HRC has been closely monitoring mpox in the United States andraising awareness about disparities. In an effort to provide critical and timely information to the LGBTQ+ community, HRC created a resource page that lays out what the virus is, how it spreads, symptoms to watch for and current vaccine information, among other crucial information based on CDC and HHS guidance. In addition, HRC has been in communication with the CDC and the White House, partnered with Gilead Sciences, and continues to work closely with numerous community based organizations providing information on mpox and working to get people fully vaccinated.

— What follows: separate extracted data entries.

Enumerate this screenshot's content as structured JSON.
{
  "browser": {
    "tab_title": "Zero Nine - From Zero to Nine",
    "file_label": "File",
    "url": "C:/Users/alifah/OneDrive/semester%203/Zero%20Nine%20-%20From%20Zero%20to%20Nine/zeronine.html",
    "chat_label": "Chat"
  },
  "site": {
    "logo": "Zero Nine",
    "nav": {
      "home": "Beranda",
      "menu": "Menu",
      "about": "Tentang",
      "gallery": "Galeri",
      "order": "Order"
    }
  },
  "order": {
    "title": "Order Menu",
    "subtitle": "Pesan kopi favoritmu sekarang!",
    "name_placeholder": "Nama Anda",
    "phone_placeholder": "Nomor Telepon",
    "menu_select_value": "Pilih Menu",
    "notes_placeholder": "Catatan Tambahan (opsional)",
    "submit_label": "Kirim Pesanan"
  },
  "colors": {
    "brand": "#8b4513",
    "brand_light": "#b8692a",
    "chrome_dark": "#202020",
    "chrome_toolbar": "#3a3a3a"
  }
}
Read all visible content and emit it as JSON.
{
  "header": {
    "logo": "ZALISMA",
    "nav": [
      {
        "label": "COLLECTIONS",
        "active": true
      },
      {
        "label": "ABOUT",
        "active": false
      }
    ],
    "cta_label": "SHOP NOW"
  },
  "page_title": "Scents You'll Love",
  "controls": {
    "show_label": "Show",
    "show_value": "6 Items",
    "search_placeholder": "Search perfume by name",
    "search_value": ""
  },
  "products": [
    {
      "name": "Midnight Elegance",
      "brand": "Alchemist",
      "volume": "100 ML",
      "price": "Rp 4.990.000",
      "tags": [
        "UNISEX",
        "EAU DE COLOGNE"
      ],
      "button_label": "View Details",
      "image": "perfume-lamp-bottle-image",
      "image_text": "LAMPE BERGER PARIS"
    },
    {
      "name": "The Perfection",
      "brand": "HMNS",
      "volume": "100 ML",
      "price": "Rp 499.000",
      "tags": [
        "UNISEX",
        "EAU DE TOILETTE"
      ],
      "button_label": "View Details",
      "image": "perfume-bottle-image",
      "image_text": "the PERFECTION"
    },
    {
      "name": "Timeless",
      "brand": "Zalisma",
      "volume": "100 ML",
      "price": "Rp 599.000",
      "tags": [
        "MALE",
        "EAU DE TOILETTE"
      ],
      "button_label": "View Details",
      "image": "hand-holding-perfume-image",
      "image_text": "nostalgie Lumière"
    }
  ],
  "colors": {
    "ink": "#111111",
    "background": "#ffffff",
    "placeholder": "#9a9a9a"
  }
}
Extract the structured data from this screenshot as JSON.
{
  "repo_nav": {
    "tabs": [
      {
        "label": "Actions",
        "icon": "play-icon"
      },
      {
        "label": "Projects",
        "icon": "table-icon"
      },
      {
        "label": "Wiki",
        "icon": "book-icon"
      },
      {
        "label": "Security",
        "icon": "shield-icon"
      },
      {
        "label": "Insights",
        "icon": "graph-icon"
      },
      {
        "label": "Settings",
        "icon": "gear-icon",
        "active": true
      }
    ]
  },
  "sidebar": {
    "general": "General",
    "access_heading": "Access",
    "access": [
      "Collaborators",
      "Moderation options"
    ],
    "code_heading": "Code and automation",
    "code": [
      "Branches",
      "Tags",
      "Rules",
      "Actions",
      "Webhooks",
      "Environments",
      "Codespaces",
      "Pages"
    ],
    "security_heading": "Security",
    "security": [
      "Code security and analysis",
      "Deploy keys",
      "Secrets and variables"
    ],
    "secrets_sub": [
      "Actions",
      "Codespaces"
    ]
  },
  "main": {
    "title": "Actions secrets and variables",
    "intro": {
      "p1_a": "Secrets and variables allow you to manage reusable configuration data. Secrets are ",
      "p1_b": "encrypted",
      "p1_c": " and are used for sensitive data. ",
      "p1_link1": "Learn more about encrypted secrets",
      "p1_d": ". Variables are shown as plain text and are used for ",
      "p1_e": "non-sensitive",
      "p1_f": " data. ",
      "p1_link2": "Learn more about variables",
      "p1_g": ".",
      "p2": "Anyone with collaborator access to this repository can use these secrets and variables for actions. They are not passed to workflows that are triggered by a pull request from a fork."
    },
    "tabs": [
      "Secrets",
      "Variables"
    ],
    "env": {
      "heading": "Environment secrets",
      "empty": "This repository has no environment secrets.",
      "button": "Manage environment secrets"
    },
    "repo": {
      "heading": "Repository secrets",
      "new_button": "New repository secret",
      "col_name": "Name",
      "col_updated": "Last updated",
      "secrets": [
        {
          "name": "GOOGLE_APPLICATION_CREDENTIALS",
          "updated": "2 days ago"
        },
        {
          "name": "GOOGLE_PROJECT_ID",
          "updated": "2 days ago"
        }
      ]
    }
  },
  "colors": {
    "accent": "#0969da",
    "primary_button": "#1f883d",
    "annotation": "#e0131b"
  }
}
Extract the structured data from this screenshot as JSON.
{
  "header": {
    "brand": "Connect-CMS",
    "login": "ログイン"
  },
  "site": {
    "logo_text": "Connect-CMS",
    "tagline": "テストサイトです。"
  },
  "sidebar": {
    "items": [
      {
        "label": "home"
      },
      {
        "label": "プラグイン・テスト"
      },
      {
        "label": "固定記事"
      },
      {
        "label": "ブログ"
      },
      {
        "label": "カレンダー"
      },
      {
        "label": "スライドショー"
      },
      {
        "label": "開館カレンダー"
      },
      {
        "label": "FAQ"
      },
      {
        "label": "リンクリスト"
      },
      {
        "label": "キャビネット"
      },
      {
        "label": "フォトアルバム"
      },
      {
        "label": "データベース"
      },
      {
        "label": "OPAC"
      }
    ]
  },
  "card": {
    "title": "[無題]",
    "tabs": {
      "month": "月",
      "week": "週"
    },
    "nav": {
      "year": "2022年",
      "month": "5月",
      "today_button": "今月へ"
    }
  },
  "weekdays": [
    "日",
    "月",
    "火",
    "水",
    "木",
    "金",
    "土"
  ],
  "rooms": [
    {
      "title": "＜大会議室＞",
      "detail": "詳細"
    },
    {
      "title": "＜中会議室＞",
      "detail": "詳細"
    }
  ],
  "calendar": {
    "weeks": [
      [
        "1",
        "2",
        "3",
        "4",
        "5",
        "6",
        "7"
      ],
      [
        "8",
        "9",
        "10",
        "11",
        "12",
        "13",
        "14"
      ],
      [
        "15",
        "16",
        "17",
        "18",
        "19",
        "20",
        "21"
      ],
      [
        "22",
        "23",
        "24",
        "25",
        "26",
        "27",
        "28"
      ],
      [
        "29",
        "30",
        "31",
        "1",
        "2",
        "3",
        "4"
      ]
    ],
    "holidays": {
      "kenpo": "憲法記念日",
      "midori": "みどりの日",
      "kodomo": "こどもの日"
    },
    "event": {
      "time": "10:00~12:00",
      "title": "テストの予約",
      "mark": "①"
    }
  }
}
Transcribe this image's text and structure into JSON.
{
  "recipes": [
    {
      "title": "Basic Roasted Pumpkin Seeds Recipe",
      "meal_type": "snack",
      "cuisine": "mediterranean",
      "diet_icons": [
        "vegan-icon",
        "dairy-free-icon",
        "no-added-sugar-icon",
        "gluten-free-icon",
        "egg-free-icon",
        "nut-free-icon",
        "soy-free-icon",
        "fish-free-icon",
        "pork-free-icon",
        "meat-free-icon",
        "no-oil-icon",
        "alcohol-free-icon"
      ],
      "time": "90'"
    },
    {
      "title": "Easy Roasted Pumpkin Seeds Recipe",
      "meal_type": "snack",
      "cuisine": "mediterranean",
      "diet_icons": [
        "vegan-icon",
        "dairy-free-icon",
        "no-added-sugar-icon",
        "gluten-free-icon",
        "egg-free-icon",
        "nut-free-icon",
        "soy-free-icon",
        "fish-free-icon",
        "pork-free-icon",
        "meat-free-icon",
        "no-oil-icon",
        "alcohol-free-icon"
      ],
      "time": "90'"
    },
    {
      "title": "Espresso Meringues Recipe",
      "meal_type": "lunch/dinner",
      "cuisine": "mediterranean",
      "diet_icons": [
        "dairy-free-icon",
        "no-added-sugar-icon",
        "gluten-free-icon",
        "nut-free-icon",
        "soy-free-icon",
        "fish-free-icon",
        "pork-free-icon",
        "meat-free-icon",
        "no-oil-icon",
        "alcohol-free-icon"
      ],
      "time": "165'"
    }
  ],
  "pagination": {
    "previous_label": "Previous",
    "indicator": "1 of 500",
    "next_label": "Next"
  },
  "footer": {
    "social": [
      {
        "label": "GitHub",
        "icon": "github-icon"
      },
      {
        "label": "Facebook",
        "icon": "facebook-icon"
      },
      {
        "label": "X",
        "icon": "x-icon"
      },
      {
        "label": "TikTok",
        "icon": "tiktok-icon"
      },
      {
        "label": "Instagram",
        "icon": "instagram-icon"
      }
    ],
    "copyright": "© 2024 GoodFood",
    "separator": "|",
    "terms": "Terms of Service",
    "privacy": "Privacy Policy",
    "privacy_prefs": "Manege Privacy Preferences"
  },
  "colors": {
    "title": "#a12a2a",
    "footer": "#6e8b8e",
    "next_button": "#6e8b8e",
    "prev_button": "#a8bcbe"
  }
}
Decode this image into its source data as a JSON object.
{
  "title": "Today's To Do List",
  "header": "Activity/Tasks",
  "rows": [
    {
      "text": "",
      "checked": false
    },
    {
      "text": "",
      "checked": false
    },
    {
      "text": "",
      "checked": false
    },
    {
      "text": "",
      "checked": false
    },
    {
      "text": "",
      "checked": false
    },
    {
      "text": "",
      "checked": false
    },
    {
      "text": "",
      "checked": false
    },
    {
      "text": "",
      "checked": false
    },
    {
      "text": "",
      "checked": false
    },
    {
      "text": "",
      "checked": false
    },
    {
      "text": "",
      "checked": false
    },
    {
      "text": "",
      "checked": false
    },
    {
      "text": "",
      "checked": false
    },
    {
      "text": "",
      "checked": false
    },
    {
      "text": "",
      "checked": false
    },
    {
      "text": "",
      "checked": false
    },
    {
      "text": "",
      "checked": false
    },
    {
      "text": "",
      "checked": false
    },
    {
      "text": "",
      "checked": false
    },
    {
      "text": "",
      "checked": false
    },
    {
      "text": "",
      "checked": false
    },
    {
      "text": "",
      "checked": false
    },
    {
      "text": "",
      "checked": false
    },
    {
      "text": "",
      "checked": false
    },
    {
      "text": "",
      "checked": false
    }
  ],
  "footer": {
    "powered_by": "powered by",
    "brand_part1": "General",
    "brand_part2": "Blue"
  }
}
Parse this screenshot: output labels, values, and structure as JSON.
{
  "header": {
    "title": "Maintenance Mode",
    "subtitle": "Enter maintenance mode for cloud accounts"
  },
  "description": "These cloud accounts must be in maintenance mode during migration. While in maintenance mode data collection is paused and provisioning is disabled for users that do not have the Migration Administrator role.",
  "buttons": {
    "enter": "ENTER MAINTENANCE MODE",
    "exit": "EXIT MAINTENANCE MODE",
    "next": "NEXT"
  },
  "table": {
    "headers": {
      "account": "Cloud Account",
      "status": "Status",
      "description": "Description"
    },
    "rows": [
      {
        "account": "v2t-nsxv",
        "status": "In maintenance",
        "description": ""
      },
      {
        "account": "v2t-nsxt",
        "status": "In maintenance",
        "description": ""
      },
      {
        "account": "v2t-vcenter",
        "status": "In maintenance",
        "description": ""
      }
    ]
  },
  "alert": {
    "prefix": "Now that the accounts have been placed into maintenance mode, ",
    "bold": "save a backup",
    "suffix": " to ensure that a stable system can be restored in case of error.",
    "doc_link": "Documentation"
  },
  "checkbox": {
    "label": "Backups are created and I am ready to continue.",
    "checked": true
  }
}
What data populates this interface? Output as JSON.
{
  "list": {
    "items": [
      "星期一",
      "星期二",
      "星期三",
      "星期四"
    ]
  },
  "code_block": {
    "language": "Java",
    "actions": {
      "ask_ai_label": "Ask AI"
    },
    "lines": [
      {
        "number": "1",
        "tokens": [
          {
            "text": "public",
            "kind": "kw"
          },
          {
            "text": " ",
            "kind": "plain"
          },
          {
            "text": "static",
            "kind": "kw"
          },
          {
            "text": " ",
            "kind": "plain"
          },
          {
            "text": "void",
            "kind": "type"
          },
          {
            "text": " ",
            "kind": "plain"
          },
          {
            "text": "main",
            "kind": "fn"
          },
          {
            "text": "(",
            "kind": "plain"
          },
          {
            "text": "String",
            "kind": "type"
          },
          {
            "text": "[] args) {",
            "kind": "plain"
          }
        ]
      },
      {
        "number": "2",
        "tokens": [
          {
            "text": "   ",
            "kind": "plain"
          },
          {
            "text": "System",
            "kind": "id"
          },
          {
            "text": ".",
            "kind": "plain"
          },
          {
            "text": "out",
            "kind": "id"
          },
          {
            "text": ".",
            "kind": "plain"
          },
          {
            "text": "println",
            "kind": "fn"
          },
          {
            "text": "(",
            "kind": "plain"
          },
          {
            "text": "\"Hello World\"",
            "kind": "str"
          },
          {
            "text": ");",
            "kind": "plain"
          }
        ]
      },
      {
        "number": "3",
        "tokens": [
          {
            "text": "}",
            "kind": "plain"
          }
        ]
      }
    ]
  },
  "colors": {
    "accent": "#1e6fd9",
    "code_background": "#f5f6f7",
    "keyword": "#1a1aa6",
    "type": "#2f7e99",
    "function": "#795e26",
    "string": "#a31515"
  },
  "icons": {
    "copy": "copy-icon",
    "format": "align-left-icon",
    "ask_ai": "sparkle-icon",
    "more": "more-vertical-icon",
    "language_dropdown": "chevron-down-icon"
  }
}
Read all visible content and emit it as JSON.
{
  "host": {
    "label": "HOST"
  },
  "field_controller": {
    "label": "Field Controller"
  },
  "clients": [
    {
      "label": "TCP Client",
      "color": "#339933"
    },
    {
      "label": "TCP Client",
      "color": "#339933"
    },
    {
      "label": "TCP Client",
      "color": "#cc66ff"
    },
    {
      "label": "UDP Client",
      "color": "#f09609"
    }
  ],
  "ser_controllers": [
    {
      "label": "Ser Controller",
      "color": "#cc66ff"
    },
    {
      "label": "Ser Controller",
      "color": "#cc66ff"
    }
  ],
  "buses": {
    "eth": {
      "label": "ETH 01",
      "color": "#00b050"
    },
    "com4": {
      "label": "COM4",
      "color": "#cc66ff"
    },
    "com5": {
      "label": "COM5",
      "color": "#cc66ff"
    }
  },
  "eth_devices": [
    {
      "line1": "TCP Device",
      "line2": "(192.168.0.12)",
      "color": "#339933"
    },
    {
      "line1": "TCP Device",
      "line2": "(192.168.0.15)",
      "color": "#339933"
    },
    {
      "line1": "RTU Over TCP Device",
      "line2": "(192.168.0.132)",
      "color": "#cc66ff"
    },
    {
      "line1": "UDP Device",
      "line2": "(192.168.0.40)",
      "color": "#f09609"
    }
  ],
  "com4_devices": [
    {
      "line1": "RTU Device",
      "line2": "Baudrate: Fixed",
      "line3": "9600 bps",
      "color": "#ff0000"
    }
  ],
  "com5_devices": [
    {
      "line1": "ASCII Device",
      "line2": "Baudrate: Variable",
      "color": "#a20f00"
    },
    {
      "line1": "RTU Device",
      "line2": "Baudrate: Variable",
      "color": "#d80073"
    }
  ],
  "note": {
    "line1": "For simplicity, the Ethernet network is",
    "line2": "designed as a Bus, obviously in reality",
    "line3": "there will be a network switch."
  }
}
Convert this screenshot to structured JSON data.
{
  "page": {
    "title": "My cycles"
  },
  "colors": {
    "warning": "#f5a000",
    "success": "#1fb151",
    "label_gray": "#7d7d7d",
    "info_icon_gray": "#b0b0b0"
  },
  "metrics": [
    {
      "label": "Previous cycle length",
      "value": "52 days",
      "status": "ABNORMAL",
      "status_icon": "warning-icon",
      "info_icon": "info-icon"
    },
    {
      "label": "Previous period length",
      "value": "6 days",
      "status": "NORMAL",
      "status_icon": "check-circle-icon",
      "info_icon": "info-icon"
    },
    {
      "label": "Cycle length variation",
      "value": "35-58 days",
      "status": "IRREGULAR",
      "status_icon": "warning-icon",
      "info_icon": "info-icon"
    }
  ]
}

The Human Rights Campaign Foundation is the educational arm of the Human Rights Campaign (HRC), America's largest civil rights organization working to achieve equality for lesbian, gay, bisexual, transgender and queer (LGBTQ+) people. Through its programs, the HRC Foundation seeks to make transformational change in the everyday lives of LGBTQ+ people, shedding light on inequity and deepening the public’s understanding of LGBTQ+ issues, with a clear focus on advancing transgender and racial justice. Its work has transformed the landscape for more than 15 million workers, 11 million students, 1 million clients in the adoption and foster care system and so much more. The HRC Foundation provides direct consultation and technical assistance to institutions and communities, driving the advancement of inclusive policies and practices; it builds the capacity of future leaders and allies through fellowship and training programs; and, with the firm belief that we are stronger working together, it forges partnerships with advocates in the U.S. and around the globe to increase our impact and shape the future of our work.